Their signatures symbolize their request and desire to receive the sacraments of baptism, confirmation and the Eucharist.
Archbishop Blair was the principal celebrant, welcoming in English and Spanish more than 250 catechumens and candidates from 57 archdiocesan parishes. A large number of archdiocesan priests, deacons and religious participated.
The ceremonies extended ancient traditions of the church to those who will be received in the full communion of the Catholic Church during the Easter Vigil.
In his homily on the First Sunday of Lent, Archbishop Blair discussed the temptations of Jesus in the Gospel of Luke and the words of Saint Paul in Romans 10. He said it was fitting to celebrate the rite on this day because at the beginning of Lent, one realizes just how far one still has to go to draw nearer to Jesus Christ, whether catechumens, candidates or the fully initiated.
Also offering his blessing in English and Spanish, the archbishop said, “Those of us fully initiated into the life of the church rejoice at the desire of our friends to walk with Christ so that together,” as we hear from Saint Paul, “we may profess with our mouth that Jesus is Lord and believe in our heart that God raised him from the dead.”

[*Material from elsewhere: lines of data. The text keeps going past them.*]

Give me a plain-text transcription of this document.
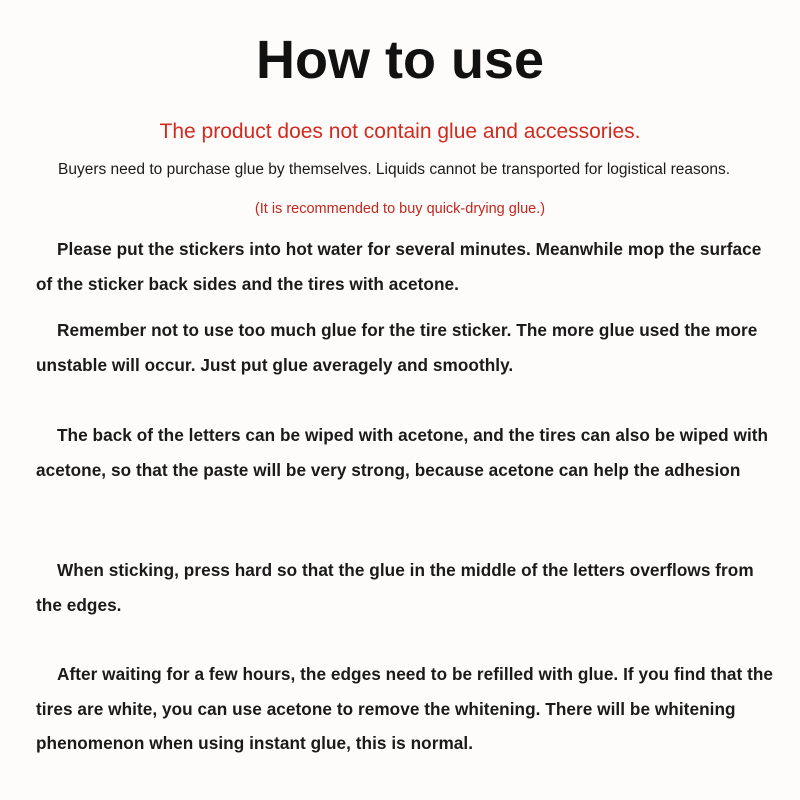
How to use
The product does not contain glue and accessories.
Buyers need to purchase glue by themselves. Liquids cannot be transported for logistical reasons.
(It is recommended to buy quick-drying glue.)
Please put the stickers into hot water for several minutes. Meanwhile mop the surface of the sticker back sides and the tires with acetone.
Remember not to use too much glue for the tire sticker. The more glue used the more unstable will occur. Just put glue averagely and smoothly.
The back of the letters can be wiped with acetone, and the tires can also be wiped with acetone, so that the paste will be very strong, because acetone can help the adhesion
When sticking, press hard so that the glue in the middle of the letters overflows from the edges.
After waiting for a few hours, the edges need to be refilled with glue. If you find that the tires are white, you can use acetone to remove the whitening. There will be whitening phenomenon when using instant glue, this is normal.
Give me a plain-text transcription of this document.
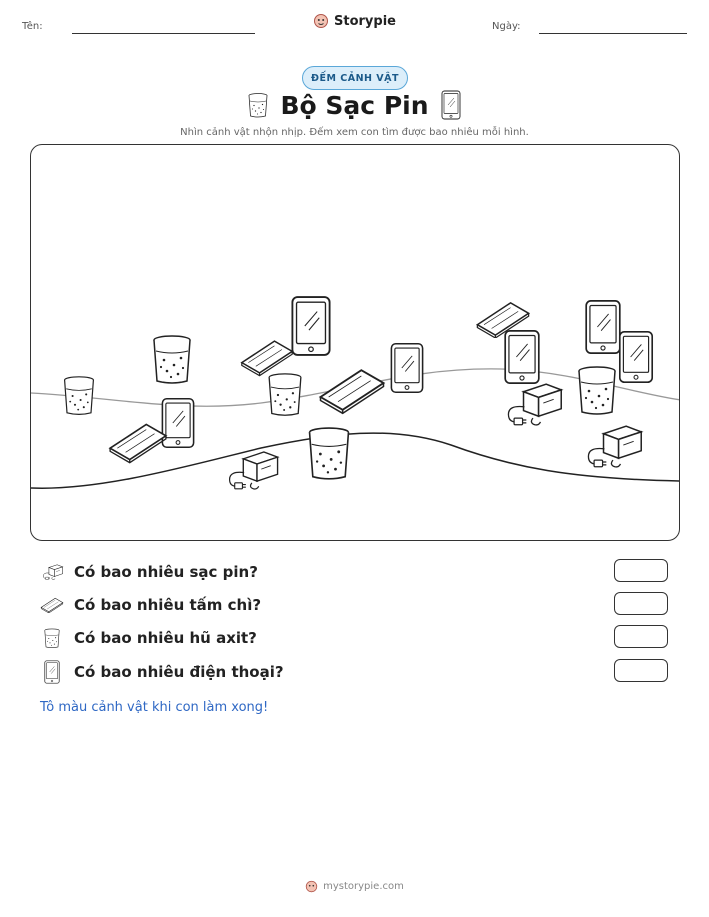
Tên:	Storypie	Ngày:
ĐẾM CẢNH VẬT
Bộ Sạc Pin
Nhìn cảnh vật nhộn nhịp. Đếm xem con tìm được bao nhiêu mỗi hình.
Có bao nhiêu sạc pin?
Có bao nhiêu tấm chì?
Có bao nhiêu hũ axit?
Có bao nhiêu điện thoại?
Tô màu cảnh vật khi con làm xong!
mystorypie.com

Beribboned scrolls with the names of every candidate were delivered into a basket by parish representatives before the assembly as the candidates stood in their places, remaining standing until each had been called by name. The sponsors and the assembly affirmed the testimony about them.
The candidates and catechumens presenting themselves to Archbishop Blair and the assembly have been preparing within the Rite of Christian Initiation of Adults (RCIA) programs at their respective parishes.
Some have chosen to re-enter into full communion with the church after having lapsed in practice as baptized Catholics or after sharing the faith from a distance with a Catholic spouse or children. Many have responded to the call of the Spirit to share more fully in the religious education and formation of their children.
Several spoke with the Transcript about their faith journeys, including Richard and Lisa Canelario, two of six people from St. Mary Parish in Simsbury. Both baptized Catholic, they were presenting themselves to be admitted to complete their Christian initiation with the reception of the sacraments of confirmation and holy Eucharist at Easter.
“When our children [ages 7, 8, and 14] started to question, we started to question ourselves” and decided to come back into the church, said Mr. Canelario. “It was really our kids who brought us back into the faith.”
Also from Simsbury were Kevin and Christina O’Connell. Kevin was sponsoring his wife.
He said Christina was a Protestant when they were married. Now that the children have been baptized, with one preparing for first Communion and another having made it, “my wife realized she wanted to be a part of the Catholic faith and experience. I think it’s brought us closer together as a family in the faith. I’m very proud of her.”
Parish groups large and small, including one group pulling up in a two-bus caravan, accompanied the catechumens, arriving with pastors and deacons, RCIA leaders and teachers, family and friends, many visiting the cathedral for the first time.
The liturgy was organized by Sister Mary Grace Walsh of the Apostles of the Sacred Heart of Jesus, the archdiocesan provost for education, evangelization and catechesis.
“It is a great joy to be in the cathedral today when so many parishes bring their catechumens and candidates to celebrate the Rite of Election and Call to Continuing Conversion with Archbishop Blair. These are people excited about joining the church and the faith. Look how beautiful this was; it is such a joy.”